He died on 3 July 2008, aged 84, after a short illness. His life was not untypical, overlapping with the lives of many people from the suburbs of Glasgow across the 20th Century. He was imperfect, and many of his imperfections have been inherited by my sisters and by me. But he was faithful in countless ways, one of the millions who are part of Christ’s body. Everybody in Chapel today will know others who have been as ordinary or extraordinary as my father. These are the lives which are depicted in the stained glass windows of our hearts, imperfect saints, who were forgiven by their Father. I could have told the story of many of the people in your lives, only I knew my father better, and I feel his story is partly mine to tell. His story exemplifies the central truth of the Christian faith: Jesus became human, the Word became flesh, so that all humans can receive his faithfulness, his grace, and so be counted as holy ones, as saints.

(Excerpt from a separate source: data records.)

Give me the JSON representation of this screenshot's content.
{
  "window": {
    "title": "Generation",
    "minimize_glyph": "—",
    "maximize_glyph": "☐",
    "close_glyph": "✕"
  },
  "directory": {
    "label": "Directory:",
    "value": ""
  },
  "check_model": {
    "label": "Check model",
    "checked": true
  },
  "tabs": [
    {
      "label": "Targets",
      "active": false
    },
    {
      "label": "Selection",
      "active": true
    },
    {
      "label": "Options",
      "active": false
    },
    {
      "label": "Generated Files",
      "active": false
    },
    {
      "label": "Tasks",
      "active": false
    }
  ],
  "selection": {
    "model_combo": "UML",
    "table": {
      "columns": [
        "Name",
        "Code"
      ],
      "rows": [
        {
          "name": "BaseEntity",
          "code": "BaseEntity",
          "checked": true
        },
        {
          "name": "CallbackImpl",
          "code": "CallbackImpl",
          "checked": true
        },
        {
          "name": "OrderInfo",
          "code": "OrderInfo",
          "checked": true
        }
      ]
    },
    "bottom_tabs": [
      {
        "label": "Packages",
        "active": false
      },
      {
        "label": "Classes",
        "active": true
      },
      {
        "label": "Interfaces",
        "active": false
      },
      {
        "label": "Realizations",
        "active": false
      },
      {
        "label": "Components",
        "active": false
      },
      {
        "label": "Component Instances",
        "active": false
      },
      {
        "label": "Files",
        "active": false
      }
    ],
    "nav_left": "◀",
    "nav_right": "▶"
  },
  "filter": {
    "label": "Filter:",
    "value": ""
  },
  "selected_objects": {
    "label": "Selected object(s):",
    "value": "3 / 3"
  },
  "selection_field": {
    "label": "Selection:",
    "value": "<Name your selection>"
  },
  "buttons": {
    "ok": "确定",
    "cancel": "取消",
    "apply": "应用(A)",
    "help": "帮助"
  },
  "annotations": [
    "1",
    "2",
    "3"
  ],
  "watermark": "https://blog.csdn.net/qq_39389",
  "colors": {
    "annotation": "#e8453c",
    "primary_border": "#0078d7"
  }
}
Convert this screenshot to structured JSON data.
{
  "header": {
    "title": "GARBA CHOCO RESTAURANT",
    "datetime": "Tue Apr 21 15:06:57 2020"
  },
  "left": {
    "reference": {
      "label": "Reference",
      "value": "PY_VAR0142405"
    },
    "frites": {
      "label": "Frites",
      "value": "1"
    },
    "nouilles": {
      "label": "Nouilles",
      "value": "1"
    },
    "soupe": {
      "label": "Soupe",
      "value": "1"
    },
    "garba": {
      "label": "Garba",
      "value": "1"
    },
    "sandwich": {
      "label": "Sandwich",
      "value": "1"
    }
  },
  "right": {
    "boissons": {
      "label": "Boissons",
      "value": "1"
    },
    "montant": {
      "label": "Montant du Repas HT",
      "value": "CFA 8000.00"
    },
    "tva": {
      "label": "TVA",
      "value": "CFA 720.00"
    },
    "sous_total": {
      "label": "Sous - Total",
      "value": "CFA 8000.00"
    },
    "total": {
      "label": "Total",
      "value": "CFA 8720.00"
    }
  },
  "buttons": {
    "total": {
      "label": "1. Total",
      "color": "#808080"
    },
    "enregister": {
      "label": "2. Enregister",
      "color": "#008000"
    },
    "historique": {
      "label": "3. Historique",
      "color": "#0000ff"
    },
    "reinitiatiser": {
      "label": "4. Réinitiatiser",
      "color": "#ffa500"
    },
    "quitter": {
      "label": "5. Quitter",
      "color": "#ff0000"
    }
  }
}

I’ve been suggesting that human beings are endlessly fascinating… to human beings. The Christian faith acknowledges this in its culture of venerating saints, from St Mary Magdalene to St John Henry Newman, canonised three weeks ago, and in celebrating the ordinary saints we know in our lives.
But let us not stop with fascination for the famous and the ordinary. Instead, let us take inspiration from their lives. And here we are helped by the intriguing gospel lesson assigned for today. We can’t hear these words from Jesus, the blessings and the woes, the call to love our enemies, and be satisfied with the usual suspects for a holy life. If saints are those who follow Jesus, we’d better get following. Did we hear him say,
Blessed are those who spend a lot of time in Chapel praying and worshipping…
Blessed are those who conform to conventional morality.
Love the lovable. ?
Or did we hear him say: follow me and you may find yourself poor, hungry, depressed and excluded. You’ll find that’s the company I keep, that’s the people I serve, they’re the human lives where you’ll find me living. The character of the saint is not found in material circumstances, but in being prepared to be where Jesus is. And that means being outside the echo chambers, the cultural norms which usually protect us from the world. That means putting our comforts in question.
Love your enemies, do good to those who hate you, bless those who curse you, pray for those who abuse you.
To be a saint is to be welcomed into the community which God offers, of the foolish and the forgiven, of the ordinary and the extraordinary, of those who praise God in Morning Prayers, or catching up on sleep. Those saints are our fathers and mothers, our grandparents and friends, and all who show us how to live, how to follow Christ, in their frailty, in their fallibility, in their faithfulness. Follow him, where he goes. We have countless saints in the University, though Sinners is the busiest night at the Union. But maybe those Sinners are also saints.